MediaTek believes 6G will bring speeds 10 times to 100 times faster than 5G. That is not an unusual prediction. Indeed, every mobile digital generation has increased bandwidth by 10 times to 100 times, and reduced latency about 10 times, each generation.
Devices might also have the ability to sidelink, much as current devices can use Bluetooth for short-range device-to-device communications.
Other changes are possible. “A distributed MIMO deployment, where Tx-Rx signal pairs are not just bound to one node/site but distributed across multiple sites and nodes, has the ability to improve spectral efficiency and user experience across an area,” MediaTek says. That would not eliminate the use of transmitting “cells,” as the architecture is described as “cell free,” but rather mean user devices could communicate with more than one radio site at a time.
There would still be transmission cells, but user devices would be free to connect with any adjacent cells and not be restricted to a single tower or radio.
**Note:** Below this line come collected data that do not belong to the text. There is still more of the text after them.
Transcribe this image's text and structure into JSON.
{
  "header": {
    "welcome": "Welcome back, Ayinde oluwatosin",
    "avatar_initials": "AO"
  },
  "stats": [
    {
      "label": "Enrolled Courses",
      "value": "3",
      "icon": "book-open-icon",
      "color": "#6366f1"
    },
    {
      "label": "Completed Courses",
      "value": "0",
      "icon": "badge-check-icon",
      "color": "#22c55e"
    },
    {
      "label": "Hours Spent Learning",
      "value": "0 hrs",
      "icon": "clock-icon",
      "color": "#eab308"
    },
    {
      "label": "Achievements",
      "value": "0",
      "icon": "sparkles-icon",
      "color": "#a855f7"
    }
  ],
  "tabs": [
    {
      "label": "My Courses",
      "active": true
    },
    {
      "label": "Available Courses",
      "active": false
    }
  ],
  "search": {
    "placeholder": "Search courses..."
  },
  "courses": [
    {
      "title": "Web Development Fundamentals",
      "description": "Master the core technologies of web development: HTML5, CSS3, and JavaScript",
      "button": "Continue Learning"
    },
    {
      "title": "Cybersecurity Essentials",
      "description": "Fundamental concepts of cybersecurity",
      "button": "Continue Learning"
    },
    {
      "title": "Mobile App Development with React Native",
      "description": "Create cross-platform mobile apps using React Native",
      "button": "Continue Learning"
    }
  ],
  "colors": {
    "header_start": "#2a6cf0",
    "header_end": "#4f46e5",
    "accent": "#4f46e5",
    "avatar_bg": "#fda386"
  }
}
The practical advantage for end users is that the edges of a cell would no longer be a transmission quality issue.
With a traditional one-cell connection design, lower signal strength at cell extremities has always meant reduced signal quality. In the cell-free design, signal quality close to the radio would be the same as quality at the edge of any single radio’s coverage. That includes the degree of packet loss.
The ability to incorporate non-terrestrial (satellite) connections with mobile connections also is envisioned. Artificial intelligence should be a native capability.
In the spectrum area, frequencies in the 7 GHz to 24 GHz bands will probably be parts of the 6G standard, as will spectrum sharing, MediaTek says.